La toxicité des produits menstruels est un fait largement dénoncé. Des études ont déjà alerté sur les risques de "chocs toxiques" associés aux tampons, serviettes et aux coupes menstruelles. En 2018 déjà, l'Agence nationale de sécurité sanitaire de l'alimentation, de l'environnement et du travail (Anses) alertait quant à la présence de perturbateurs endocriniens comme les dioxines, l'hexachlorobenzène et le quintozène, dans les protections périodiques vendues en France.
Aujourd'hui, une nouvelle affaire émerge. Elle vise les culottes menstruelles de la marque Thinx. L'entreprise basée à New York, qui s'autoproclame écoresponsable, sûre et éthique depuis sa création en 2013, s'est effectivement retrouvée devant les tribunaux. La raison ? La présence supposée de produits chimiques dans ses culottes menstruelles. Et plus exactement, de PFAS, acronyme employé pour désigner les per et polyfluoroalkylées.
Autrement dit ? Des substances chimiques durables, à la décomposition très lente, que l'on retrouve notamment dans les poêles en Téflon, mais aussi dans bien (trop) de produits du quotidien. Ce qui ne serait évidemment pas sans conséquences sur la santé. La Commission européenne a d'ailleurs présenté en avril 2020 un plan d'action visant à éliminer la PFAS, ainsi que "les substances chimiques les plus dangereuses pour la santé et l'environnement", des produits de grande consommation.

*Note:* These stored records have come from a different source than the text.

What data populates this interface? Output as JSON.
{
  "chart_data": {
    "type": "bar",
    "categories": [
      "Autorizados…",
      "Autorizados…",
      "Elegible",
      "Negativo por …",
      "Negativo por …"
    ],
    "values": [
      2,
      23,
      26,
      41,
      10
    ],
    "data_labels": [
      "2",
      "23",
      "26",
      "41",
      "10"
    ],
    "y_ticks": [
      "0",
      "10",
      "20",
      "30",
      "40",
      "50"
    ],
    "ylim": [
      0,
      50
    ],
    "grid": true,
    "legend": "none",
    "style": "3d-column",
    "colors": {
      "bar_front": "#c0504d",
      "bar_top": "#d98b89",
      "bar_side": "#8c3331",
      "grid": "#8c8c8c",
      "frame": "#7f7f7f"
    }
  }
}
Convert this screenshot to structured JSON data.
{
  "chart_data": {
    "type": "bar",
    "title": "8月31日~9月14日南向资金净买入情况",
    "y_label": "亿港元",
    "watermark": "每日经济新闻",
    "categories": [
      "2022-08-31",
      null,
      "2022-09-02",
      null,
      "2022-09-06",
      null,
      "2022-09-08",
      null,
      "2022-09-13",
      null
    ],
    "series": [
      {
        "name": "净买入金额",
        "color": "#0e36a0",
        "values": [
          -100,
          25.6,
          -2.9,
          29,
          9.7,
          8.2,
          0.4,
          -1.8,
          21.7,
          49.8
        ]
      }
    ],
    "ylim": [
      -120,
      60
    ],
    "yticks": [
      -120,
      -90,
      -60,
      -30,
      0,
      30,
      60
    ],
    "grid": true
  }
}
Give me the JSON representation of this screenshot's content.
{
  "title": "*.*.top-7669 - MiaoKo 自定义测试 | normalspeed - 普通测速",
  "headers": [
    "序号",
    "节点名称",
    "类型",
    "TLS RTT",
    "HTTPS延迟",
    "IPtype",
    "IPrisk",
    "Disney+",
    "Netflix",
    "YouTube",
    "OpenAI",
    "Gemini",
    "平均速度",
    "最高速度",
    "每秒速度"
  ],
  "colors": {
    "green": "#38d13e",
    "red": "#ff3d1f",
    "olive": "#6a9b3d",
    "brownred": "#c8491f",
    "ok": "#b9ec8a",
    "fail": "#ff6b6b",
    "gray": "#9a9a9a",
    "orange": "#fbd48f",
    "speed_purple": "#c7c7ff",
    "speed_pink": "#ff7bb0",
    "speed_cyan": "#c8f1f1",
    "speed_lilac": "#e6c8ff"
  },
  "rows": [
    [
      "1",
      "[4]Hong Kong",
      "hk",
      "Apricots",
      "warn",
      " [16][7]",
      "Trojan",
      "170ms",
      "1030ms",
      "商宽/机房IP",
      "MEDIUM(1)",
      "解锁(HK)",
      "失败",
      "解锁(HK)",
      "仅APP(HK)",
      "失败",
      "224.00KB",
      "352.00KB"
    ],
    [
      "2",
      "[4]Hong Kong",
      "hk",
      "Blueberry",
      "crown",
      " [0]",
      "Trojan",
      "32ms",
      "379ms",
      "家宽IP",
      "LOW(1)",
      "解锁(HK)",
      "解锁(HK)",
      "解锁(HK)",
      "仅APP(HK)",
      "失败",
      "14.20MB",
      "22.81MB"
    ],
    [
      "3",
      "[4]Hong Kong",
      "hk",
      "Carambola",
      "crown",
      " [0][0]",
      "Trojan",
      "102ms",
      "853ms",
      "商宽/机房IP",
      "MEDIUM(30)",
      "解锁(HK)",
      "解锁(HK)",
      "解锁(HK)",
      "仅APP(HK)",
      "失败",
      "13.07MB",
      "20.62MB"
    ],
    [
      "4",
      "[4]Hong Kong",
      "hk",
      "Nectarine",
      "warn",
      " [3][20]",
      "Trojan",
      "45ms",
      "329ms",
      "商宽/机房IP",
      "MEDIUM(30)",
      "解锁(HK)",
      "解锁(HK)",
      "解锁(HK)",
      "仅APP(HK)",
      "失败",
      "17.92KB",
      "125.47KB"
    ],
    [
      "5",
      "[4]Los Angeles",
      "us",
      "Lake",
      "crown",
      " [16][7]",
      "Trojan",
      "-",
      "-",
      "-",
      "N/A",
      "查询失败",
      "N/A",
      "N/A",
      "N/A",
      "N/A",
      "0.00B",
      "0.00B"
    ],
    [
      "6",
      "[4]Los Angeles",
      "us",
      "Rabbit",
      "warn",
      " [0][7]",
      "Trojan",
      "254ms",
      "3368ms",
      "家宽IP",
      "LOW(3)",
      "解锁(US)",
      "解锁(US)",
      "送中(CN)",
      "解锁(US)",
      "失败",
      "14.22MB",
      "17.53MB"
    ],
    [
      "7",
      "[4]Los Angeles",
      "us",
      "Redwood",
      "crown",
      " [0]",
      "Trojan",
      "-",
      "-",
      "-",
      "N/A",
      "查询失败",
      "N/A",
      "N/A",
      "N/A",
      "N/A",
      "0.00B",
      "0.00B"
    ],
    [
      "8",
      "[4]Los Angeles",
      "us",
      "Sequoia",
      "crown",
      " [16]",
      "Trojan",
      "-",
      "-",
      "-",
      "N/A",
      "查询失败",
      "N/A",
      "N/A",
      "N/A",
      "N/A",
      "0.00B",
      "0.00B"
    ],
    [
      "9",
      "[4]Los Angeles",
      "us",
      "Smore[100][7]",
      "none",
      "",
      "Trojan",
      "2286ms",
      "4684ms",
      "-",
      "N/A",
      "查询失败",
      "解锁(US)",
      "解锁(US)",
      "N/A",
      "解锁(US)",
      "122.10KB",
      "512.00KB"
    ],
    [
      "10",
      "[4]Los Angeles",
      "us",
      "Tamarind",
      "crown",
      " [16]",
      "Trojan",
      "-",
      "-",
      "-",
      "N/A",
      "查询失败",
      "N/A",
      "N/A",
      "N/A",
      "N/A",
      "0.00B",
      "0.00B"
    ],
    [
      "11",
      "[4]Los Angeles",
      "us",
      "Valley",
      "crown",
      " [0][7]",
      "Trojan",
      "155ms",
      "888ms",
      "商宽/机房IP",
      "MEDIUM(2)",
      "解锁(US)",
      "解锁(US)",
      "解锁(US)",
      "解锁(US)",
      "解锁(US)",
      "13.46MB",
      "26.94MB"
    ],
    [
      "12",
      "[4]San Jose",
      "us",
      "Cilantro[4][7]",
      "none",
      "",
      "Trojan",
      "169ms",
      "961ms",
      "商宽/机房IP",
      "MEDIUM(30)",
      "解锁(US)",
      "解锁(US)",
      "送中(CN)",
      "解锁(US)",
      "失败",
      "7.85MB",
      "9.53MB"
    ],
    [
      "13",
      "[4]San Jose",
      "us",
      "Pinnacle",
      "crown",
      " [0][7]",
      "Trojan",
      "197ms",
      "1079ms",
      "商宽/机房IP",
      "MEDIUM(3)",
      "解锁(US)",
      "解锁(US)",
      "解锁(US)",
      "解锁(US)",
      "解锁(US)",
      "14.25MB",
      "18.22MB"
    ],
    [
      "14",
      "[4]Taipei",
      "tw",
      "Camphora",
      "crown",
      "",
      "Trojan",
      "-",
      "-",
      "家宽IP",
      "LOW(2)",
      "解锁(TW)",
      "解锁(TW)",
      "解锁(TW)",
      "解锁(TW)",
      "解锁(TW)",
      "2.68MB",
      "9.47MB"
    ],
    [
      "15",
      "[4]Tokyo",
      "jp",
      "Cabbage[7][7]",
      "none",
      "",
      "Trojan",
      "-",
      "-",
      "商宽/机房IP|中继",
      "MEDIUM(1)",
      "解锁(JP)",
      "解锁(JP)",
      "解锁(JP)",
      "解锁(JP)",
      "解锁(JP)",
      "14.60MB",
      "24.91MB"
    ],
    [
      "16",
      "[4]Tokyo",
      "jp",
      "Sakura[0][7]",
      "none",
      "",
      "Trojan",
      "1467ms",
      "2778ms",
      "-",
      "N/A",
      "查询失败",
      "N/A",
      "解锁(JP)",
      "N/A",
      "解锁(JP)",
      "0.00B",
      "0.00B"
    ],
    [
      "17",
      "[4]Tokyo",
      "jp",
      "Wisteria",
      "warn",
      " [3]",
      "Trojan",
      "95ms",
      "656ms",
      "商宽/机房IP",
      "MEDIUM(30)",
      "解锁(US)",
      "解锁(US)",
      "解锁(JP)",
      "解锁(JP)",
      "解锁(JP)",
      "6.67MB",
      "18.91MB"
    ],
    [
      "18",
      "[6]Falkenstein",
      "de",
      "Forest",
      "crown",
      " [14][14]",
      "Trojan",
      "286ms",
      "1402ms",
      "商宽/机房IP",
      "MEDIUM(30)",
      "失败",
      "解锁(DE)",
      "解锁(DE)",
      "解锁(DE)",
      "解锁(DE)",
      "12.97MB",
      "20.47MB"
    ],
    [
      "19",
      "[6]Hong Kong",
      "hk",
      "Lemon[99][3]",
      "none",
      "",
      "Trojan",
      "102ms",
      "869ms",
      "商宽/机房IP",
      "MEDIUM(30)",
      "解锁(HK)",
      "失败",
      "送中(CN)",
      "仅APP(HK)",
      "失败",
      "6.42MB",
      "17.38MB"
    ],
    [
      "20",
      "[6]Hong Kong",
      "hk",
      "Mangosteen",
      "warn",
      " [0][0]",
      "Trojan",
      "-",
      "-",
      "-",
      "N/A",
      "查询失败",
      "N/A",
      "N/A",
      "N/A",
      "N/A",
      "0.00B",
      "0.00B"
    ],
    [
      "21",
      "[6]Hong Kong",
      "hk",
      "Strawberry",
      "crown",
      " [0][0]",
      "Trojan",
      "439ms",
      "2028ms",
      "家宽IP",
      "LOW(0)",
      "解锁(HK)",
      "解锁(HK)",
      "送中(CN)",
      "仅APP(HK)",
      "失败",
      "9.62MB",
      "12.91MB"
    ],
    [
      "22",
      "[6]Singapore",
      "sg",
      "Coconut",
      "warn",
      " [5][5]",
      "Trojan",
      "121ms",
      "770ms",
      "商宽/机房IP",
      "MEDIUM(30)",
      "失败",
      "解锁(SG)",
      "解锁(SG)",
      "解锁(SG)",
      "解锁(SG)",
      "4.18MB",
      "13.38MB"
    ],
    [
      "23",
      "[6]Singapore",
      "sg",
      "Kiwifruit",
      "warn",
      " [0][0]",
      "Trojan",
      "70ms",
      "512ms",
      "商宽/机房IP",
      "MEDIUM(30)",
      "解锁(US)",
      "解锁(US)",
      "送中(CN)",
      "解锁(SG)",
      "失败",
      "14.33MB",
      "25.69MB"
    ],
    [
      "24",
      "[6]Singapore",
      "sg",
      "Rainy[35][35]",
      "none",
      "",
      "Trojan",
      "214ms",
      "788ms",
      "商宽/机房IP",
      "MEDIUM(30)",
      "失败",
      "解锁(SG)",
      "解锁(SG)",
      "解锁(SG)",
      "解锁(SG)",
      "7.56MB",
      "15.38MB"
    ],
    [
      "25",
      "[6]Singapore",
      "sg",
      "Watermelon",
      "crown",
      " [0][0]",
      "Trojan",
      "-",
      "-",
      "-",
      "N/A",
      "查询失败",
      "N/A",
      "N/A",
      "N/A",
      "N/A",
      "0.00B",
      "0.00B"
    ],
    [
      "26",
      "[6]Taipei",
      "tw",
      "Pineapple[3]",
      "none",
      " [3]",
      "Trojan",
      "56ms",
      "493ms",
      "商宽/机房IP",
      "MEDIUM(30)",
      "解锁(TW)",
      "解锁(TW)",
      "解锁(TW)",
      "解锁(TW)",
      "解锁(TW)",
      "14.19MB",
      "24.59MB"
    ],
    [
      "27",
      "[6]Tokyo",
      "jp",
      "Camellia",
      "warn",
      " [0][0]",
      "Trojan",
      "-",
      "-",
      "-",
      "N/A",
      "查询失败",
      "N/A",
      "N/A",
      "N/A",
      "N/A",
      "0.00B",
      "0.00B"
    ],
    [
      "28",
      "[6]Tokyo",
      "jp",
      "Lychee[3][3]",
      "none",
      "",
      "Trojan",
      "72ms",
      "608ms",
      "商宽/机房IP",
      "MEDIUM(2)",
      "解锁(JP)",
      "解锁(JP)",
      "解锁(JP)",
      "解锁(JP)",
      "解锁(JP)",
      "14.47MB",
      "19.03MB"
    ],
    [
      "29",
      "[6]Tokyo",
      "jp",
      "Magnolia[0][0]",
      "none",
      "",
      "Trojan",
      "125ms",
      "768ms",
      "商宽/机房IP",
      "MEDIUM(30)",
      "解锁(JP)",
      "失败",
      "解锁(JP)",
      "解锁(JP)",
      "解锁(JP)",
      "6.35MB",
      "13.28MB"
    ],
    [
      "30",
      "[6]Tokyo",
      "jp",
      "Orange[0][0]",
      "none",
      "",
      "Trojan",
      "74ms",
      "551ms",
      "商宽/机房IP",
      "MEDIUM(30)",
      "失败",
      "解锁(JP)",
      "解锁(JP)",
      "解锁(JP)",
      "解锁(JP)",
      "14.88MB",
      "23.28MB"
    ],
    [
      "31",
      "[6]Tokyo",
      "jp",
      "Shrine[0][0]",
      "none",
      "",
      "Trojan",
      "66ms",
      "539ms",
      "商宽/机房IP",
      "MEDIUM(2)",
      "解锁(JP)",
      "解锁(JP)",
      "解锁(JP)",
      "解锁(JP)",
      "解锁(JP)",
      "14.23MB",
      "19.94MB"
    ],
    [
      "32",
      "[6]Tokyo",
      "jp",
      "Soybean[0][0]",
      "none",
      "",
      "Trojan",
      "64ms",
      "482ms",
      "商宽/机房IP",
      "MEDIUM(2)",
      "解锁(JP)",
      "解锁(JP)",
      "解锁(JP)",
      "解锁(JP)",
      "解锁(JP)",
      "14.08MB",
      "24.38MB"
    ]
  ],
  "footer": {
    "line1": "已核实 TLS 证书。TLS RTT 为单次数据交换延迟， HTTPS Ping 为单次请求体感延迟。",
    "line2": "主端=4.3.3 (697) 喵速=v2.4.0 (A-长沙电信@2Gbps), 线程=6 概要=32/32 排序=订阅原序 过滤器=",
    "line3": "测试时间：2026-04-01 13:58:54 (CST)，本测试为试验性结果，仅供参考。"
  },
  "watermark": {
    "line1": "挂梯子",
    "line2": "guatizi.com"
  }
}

Des substances bel et bien présentes dans les produits menstruels de Thinx, alors que la marque avait nié ces accusations, affirmant que ses culottes sont "biologiques, durables et non toxiques". "Nous continuerons à prendre des mesures pour garantir que les PFAS ne soient pas intentionnellement ajoutés aux sous-vêtements Thinx à aucun stade de la production", a développé la marque dans sa défense.
Malgré tout, en conclusion de ce procès, l'entreprise a finalement été condamnée à dédommager les clientes à hauteur de quatre millions de dollars au total.
Aujourd'hui, les clientes se retrouvent logiquement dans une situation d'inquiétude. Auprès du Guardian, l'une d'elles, Giesdahl, qui achète ces culottes menstruelles depuis plus de cinq ans, témoigne : "Je suis déçue parce que j'aime ces produits et maintenant j'ai peur des impacts que les PFAS pourraient avoir sur ma santé, des conséquences que je ne connais pas encore, comme le cancer".
Des doutes d'autant plus alarmants que Thinx propose également une ligne pour les ados qui connaissent leurs premiers cycles menstruels. Et qu'un million de personnes utilisent les produits Thinx. Sur les réseaux sociaux, relate le Guardian, de nombreuses clientes s'interrogent : "Pourquoi est-il si difficile de trouver des produits menstruels sûrs ?". Et ironisent : "Rien de tel que de lire sur les conclusions du procès Thinx tout en portant une culotte Thinx".
"A cause de la stigmatisation menstruelle, la priorité de bien des clientes est de dissimuler leurs corps menstrués, et non de remettre en question les types de produits qu'elles utilisent. C'est une configuration parfaite pour que l'industrie profite de nous et exploite notre désespoir", déplore auprès du Guardian Chris Bobel, professeur d'études sur le genre et la sexualité à l'Université du Massachusetts à Boston
Une stigmatisation bien réelle quand l'on sait que le sujet des règles suscite ignorance et mépris en entreprise. Une étude de 2019 de l'entreprise britannique de produits d'hygiène Initial Washroom Hygiene, s'appuyant sur les propos de 2 000 employés de bureau, nous apprend ainsi que 32 % des salariés masculins jugeraient "peu professionnel" de voir leurs consoeurs discuter de leurs règles au sein de leur lieu de travail. La preuve d'un tabou qui perdure. Et des difficultés de prendre en considération la santé des femmes.
Les représentants de la marque Thinx n'ont pas encore répondu aux demandes de réponses du Guardian.